When in 1949 The Assam Tribune opened the Process Department and started publishing pictures of events taking place the very next day it set a new trend in journalism in the north-eastern India. Some of the blocks were so clear and the printing was so good that the Editor received complimentary letters from outside the State.
The proprietor, Radha Govinda Baruah took pride in the performance of the newspaper and in printing pictures of events taking place the previous evening. One of his friends in the Gauhati Club challenged him to publish the photo of New Year’s Day celebrations in the club in next day’s paper. Baruah, in a mellow mood, accepted the challenge.
He alerted everybody -the Editor, the Sub-Editor on night shift, Process Department staff and Photographer. The photo was taken at the stroke of midnight with the Club members waving their hands greeting the New Year. Baruah himself brought the Photographer to the studio Of the paper, got the print and with everybody’s cooperation the picture appeared on the’ issue of January 1.
Baruah won the bet. But he did not disclose what the bet was.
|Dakota To The Rescue|
The publishers of Dailies in Assam have often to face problems unique to the region, The surface link of the State of Assam with the rest of India, being precarious, often got snapped for various periods during the monsoon season.

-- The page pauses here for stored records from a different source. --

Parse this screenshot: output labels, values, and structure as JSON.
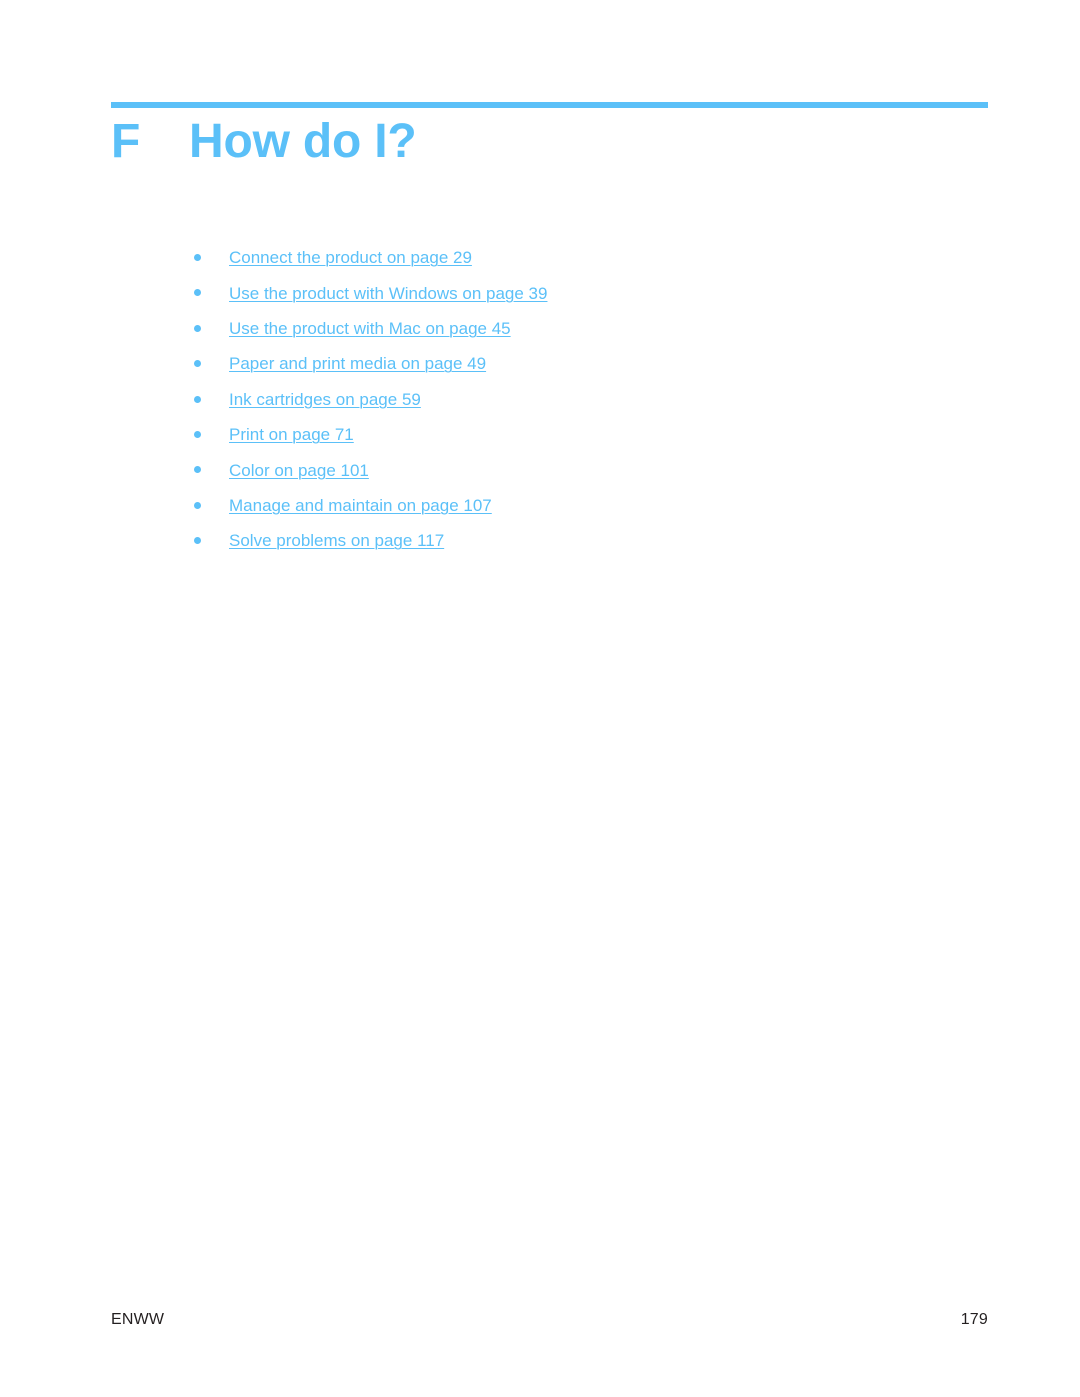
{
  "document": {
    "heading": {
      "number": "F",
      "title": "How do I?"
    },
    "accent_color": "#5BC0F8",
    "text_color": "#231F20",
    "background_color": "#FFFFFF"
  },
  "cross_reference_list": {
    "bullet_glyph": "•",
    "items": [
      {
        "label": "Connect the product on page 29"
      },
      {
        "label": "Use the product with Windows on page 39"
      },
      {
        "label": "Use the product with Mac on page 45"
      },
      {
        "label": "Paper and print media on page 49"
      },
      {
        "label": "Ink cartridges on page 59"
      },
      {
        "label": "Print on page 71"
      },
      {
        "label": "Color on page 101"
      },
      {
        "label": "Manage and maintain on page 107"
      },
      {
        "label": "Solve problems on page 117"
      }
    ]
  },
  "footer": {
    "locale": "ENWW",
    "page_number": "179"
  }
}
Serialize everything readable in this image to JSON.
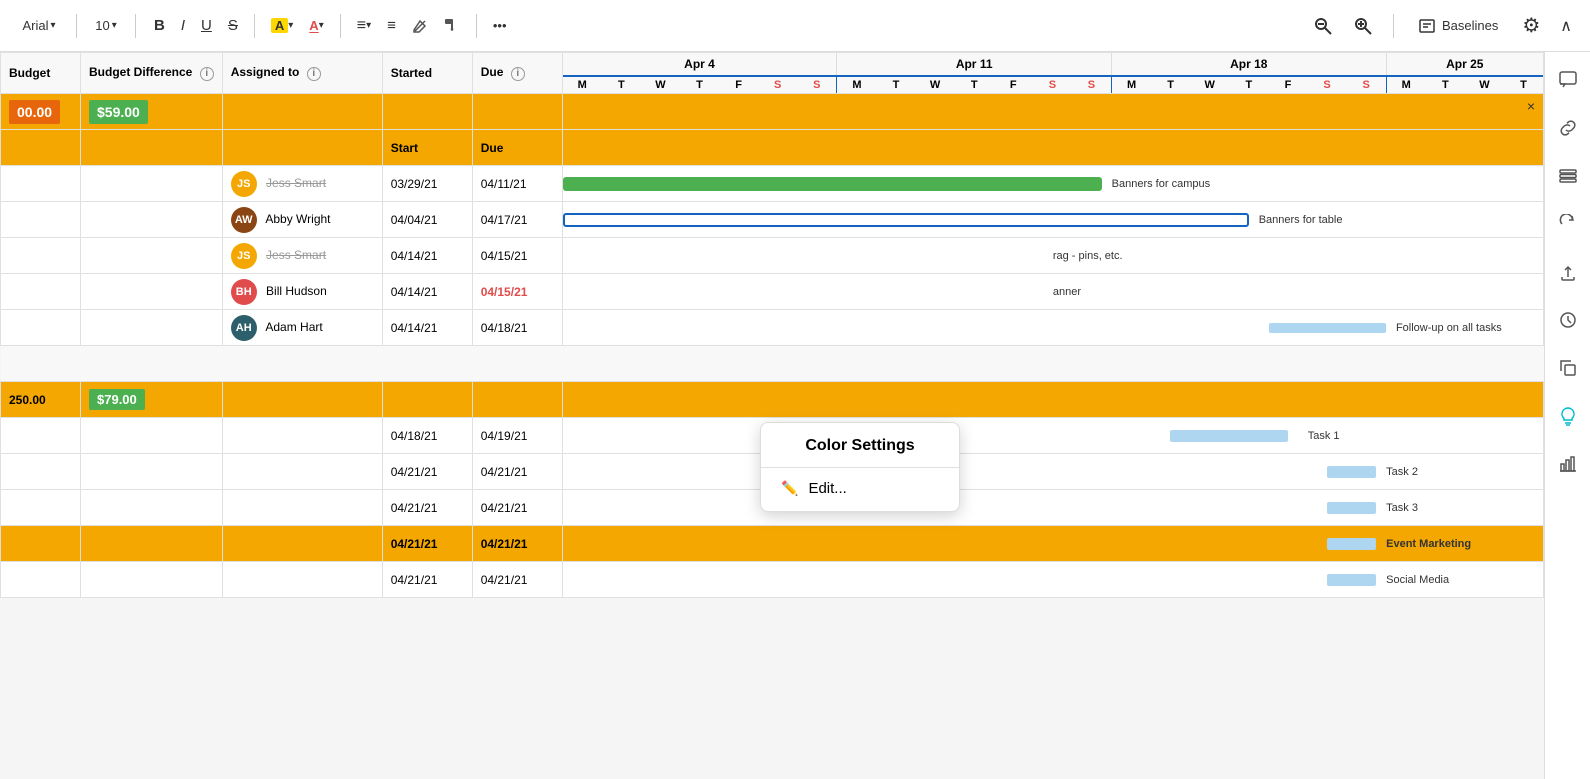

The worst situation faced was in 1971 when successive high floods in North Bihar, North Bengal and Assam stopped surface traffic to Assam for a long period. In fact, the damages to the road and railway lines and the innumerable bridges thereon were so severe that supply of newsprint, the most vital raw-material, was totally stopped for about three months bringing disaster to The Assam Tribune and its other publications. The only hope was to airlift newsprint from Calcutta at any cost.
The only aircraft capable of carrying newsprint rolls at that time was a Dakota plane belonging to a private organization. Even then it was fully booked by the West
Bengal Government for airdropping medicines, foodstuffs and other essentials to the marooned people in North Bengal. After much persuasion a compromise solution was found and The Assam Tribune was allowed to use the Dakota for airlifting newsprint to Guwahati on !alternate days only.
However a most critical situation in the life of the paper was averted and the publication could be continued by airlifting newsprint for more than two months even though at a colossal cost!
On the night of June 2, 1953, the Sub-Editor on night shift while waiting for the print order copy was having a snooze sitting in the chair with his head placed on the dictionary on the desk. He felt the urge to empty the bladder. He went out and coming back heard the teleprinter clicking fast and out of curiosity looked what was coming in it with Flash, Flash signs.
The news was that Mount Everest has been conquered by the expedition of Col. John Hunt. It was 2-30 in the morning and the final print order was ready. The Night Sub stopped everything and after discussion with the Foreman carried the story with an eight-column splash.
Next day when the Calcutta newspapers arrived at Guwahati it was seen that none of them could carry this world scoop. The Assam Tribune scored the news of the decade !
A smiling and happy Radha Govinda Baruah presented the Sub-Editor (late Tripurendra Dasgupta) a costly wrist watch as a token of appreciation.